I was interested in a few other orders at that stage, but having visited them all I knew the Dominican Order was the right one for me, because I felt immediately at home when I visited the priories in Edinburgh and in Oxford and was quickly drawn in to the arguments that went on around the dinner table, and even the breakfast table. Some of them are still going on now! I found that Dominicans, who live together in communities of between about six and (in Oxford) thirty, manage to combine a genuine and natural affection for one another, a contemplative life of prayer and study, and a remarkable tendency to be opinionated. It suited me perfectly, and still does.

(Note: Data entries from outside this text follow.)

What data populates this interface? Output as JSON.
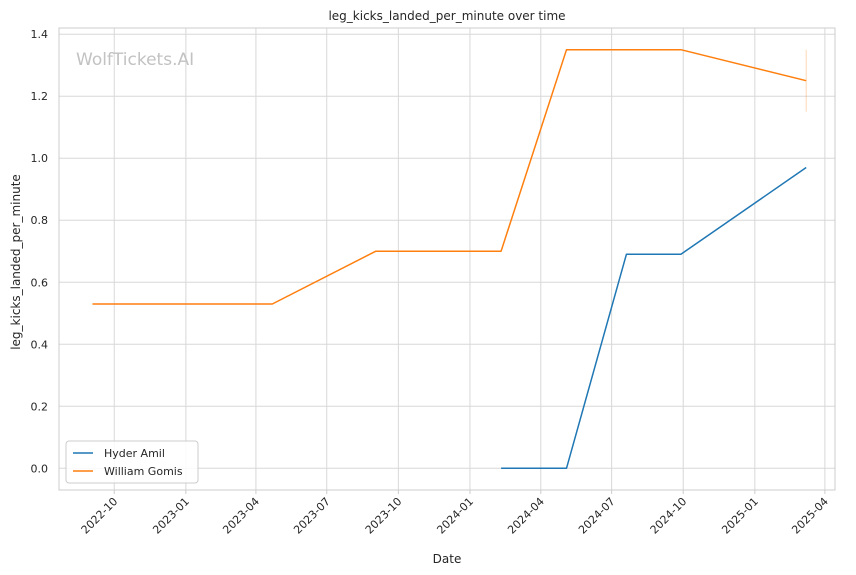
{
  "chart_data": {
    "type": "line",
    "title": "leg_kicks_landed_per_minute over time",
    "xlabel": "Date",
    "ylabel": "leg_kicks_landed_per_minute",
    "watermark": "WolfTickets.AI",
    "x_tick_labels": [
      "2022-10",
      "2023-01",
      "2023-04",
      "2023-07",
      "2023-10",
      "2024-01",
      "2024-04",
      "2024-07",
      "2024-10",
      "2025-01",
      "2025-04"
    ],
    "y_tick_labels": [
      "0.0",
      "0.2",
      "0.4",
      "0.6",
      "0.8",
      "1.0",
      "1.2",
      "1.4"
    ],
    "ylim": [
      -0.07,
      1.42
    ],
    "xlim": [
      "2022-07-22",
      "2025-04-14"
    ],
    "grid": true,
    "legend_position": "lower-left",
    "series": [
      {
        "name": "Hyder Amil",
        "color": "#1f77b4",
        "points": [
          {
            "x": "2024-02-10",
            "y": 0.0
          },
          {
            "x": "2024-05-04",
            "y": 0.0
          },
          {
            "x": "2024-07-20",
            "y": 0.69
          },
          {
            "x": "2024-09-28",
            "y": 0.69
          },
          {
            "x": "2025-03-08",
            "y": 0.97
          }
        ]
      },
      {
        "name": "William Gomis",
        "color": "#ff7f0e",
        "points": [
          {
            "x": "2022-09-03",
            "y": 0.53
          },
          {
            "x": "2023-04-22",
            "y": 0.53
          },
          {
            "x": "2023-09-02",
            "y": 0.7
          },
          {
            "x": "2024-02-10",
            "y": 0.7
          },
          {
            "x": "2024-05-04",
            "y": 1.35
          },
          {
            "x": "2024-09-28",
            "y": 1.35
          },
          {
            "x": "2025-03-08",
            "y": 1.25
          }
        ],
        "error_band": {
          "x": "2025-03-08",
          "low": 1.15,
          "high": 1.35
        }
      }
    ]
  }
}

As for the future, I expect to be ordained priest in the summer of 2001, and then when I have finished my degree I will probably be assigned to another of our priories, perhaps as a university chaplain or a parish priest. One of the differences between Friars and Monks is that we move around, so once every five years or so I will probably be moved on again, and find something new to do. But wherever I am, I will always be preaching the truth; one day, I’ll come back to Wendover and do it there.